O Brutal Assault tem uma sala de cinema dedicada exclusivamente a filmes de terror. Por dia, neste edição, houve em média 10 sessões entre as 9h e as 23h. A classificação “terror” parece ser bem flexível. Vi duas sessões seguidas no sábado: “The Acid House”, um filme B britânico que arrancou gargalhadas do pessoal, de tão tosco, e “Until The Light Takes Us”, documentário sobre o black metal norueguês e o envolvimento de alguns músicos do movimento na queima de igrejas naquele país no início dos anos 1990. Nada próximo do que se chamaria de terror, mas quem estava lá parecia não se importar. As duas sessões ficaram lotadas, com gente vendo os filmes de pé no cantinho da sala. Entre um filme e outro, dei até uma cochilada.
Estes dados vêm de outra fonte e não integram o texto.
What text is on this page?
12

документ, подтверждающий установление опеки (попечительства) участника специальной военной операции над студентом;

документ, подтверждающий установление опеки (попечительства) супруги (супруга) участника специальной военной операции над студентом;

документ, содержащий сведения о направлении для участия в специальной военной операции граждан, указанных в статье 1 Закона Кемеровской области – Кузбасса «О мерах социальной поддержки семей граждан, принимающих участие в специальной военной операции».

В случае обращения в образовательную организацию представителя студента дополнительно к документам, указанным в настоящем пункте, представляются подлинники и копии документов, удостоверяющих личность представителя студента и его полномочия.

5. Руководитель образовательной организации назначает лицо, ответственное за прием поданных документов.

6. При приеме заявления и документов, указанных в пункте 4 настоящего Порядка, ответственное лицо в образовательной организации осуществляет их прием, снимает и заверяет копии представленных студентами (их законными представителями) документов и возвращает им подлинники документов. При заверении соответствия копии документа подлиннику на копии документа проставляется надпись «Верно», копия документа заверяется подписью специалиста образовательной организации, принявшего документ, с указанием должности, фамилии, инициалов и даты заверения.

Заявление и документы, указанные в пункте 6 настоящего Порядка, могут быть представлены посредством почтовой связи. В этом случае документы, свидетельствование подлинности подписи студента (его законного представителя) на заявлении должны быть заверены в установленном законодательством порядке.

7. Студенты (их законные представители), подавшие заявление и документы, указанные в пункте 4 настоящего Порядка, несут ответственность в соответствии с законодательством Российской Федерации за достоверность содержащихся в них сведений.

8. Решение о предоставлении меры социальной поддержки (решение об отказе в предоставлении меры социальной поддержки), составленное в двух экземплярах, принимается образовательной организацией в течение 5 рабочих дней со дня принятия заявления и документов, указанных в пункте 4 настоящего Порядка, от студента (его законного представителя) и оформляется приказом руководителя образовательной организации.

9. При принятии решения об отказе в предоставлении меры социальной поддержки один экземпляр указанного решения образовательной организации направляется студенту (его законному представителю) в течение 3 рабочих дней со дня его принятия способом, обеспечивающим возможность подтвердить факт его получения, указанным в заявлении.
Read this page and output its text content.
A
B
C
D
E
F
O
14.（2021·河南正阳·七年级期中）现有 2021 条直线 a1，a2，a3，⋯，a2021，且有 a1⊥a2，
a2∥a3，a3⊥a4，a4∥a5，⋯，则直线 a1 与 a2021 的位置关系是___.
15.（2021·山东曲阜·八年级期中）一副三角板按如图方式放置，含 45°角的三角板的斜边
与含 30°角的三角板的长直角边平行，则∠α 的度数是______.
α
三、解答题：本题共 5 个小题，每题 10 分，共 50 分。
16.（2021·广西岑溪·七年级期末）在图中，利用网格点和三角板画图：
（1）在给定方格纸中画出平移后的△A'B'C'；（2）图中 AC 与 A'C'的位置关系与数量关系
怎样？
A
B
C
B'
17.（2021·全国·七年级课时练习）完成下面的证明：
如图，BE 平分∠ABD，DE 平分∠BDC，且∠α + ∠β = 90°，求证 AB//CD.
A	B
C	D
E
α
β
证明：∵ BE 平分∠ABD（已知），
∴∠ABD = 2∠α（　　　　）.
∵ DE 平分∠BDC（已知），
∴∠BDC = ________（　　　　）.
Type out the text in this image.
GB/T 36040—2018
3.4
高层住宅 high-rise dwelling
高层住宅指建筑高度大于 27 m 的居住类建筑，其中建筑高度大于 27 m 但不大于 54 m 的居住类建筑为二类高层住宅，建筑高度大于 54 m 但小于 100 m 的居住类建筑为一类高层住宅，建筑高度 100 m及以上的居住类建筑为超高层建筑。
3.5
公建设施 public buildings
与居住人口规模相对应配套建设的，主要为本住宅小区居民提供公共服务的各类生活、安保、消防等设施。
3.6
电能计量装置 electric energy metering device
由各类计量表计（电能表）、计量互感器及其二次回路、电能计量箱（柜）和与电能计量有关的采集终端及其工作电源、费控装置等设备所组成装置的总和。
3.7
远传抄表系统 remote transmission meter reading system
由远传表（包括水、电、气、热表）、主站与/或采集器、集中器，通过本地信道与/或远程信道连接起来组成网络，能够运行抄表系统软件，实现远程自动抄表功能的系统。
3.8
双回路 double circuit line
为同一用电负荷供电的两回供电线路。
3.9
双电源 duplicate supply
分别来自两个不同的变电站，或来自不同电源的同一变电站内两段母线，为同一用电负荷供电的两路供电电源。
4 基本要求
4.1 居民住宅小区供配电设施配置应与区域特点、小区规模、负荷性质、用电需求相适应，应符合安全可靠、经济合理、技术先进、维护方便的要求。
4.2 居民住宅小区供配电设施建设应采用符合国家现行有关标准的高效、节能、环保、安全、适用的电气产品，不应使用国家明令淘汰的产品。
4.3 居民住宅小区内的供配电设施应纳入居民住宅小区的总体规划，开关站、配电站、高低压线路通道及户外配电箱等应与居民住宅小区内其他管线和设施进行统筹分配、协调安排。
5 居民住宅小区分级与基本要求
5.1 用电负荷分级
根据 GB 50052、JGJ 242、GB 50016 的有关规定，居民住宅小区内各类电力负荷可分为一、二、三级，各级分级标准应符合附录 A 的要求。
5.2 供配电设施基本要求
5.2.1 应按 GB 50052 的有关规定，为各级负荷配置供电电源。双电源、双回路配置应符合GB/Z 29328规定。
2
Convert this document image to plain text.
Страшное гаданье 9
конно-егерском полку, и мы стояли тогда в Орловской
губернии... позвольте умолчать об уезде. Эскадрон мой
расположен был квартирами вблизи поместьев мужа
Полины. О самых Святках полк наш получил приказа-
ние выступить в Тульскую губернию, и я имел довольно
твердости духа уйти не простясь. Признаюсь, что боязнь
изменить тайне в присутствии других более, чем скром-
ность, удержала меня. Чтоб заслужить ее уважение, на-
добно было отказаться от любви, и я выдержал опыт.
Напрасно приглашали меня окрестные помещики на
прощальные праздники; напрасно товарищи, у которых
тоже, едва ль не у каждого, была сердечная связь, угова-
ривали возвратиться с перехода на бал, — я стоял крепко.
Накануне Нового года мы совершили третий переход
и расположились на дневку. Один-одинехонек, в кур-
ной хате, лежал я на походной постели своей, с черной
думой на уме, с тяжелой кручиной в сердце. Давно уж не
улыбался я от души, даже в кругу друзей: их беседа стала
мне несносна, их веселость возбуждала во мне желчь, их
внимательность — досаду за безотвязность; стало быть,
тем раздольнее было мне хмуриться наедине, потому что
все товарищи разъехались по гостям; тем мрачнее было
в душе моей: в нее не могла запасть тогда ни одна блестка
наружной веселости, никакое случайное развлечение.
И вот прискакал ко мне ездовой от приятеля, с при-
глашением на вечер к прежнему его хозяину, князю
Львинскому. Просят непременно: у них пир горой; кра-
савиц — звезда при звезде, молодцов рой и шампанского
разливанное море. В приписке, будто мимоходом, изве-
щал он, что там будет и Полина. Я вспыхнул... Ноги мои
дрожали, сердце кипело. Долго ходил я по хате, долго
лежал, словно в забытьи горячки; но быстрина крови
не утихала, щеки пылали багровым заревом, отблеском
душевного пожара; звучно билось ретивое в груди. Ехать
Sério.

2) Ouvir um DJ set

Sim, tinha um DJ num festival de metal. Mas não se iluda, ele não estaria ali se não fosse para tocar nada além de metal. O interessante foi que os convidados criaram sets temáticos e engraçadinhos para orientar a rave headbanger. Eu, por exemplo, ouvi os sets “No Metal Swetness” e “Darkness is Definiton”. Heavy metal também é conceito, bem! A graça foi armada em um espaço chamado Party Village, um lounge de patrocinador com luzes coloridas, bar, pufes e esportes ~radicais~ de todas as eras, desde um mini bungee jump a cabo de guerra.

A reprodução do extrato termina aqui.